At the center of the story is Paul, a rich albino Black man passing for White. He is selfish and manipulative, keeping his wife Sandra and mistress/secretary Madisin on their toes. When he is faced with losing one of them and a medical crisis, he begins to make some irrational decisions that endanger the people he loves.
Madison is tired of waiting for Paul to leave his wife. When she pushes him too far, he pushes back. She has to face some serious consequences for trying the wrong man.
Verdell was unfortunate enough to be born into a family full of heartless men, who leave him to the wolves. If he doesn’t let his fangs out, he will certainly get eaten alive.
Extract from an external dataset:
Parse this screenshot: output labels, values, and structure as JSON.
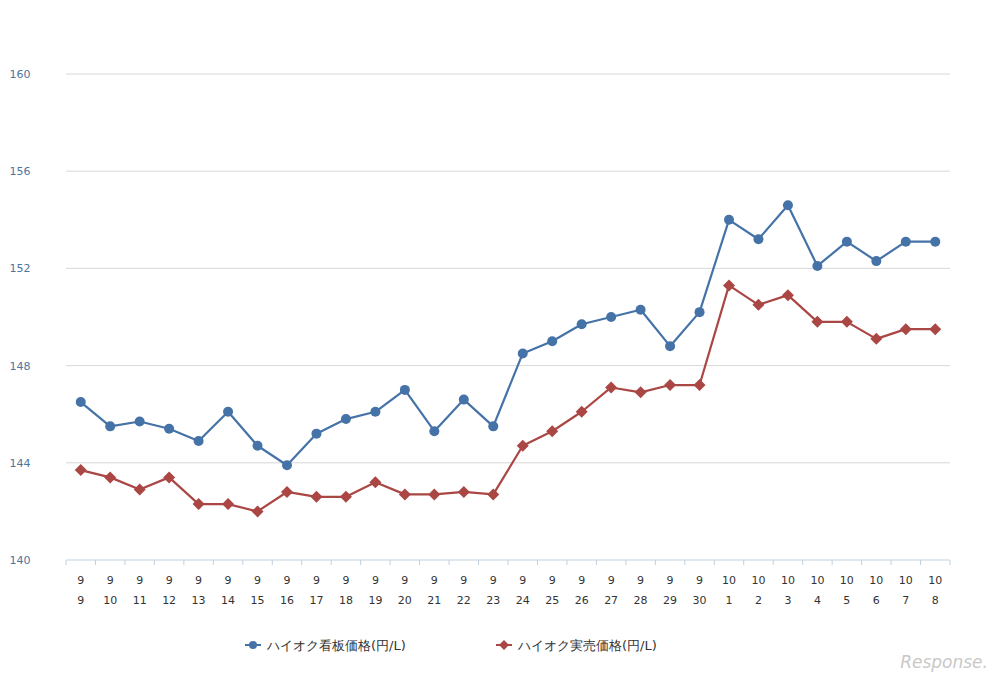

Verdell’s cousin, Dhorian, is pretty much a pawn bumping around in the story’s plot.
The pacing between subplots impacted the suspense in Requiem. The few intense moments punctuating the overall plot kept me interested enough to want more fleshing out before the story moved on.
LaShay uses an omniscient voice to tell a layered tale of lust, betrayal, and death. Consequently, I was challenged to get vested in any character too deeply, but there was enough there for me to want to find out what happened with Paul and Verdell. I like the contrasts between these characters and what brought them to be the men wreaking havoc in the lives of those around them.
She provides some “oh snap” moments integrated into a load of information, which is not unusual in urban-centered fiction. LaShay serves urban fiction readers well by giving them a mix of diabolical characters and those made so by circumstances.
Readers looking for a quick suspense lock-down read during the current pandemic may enjoy Requiem’s complex and fast-paced plot and villainous characters.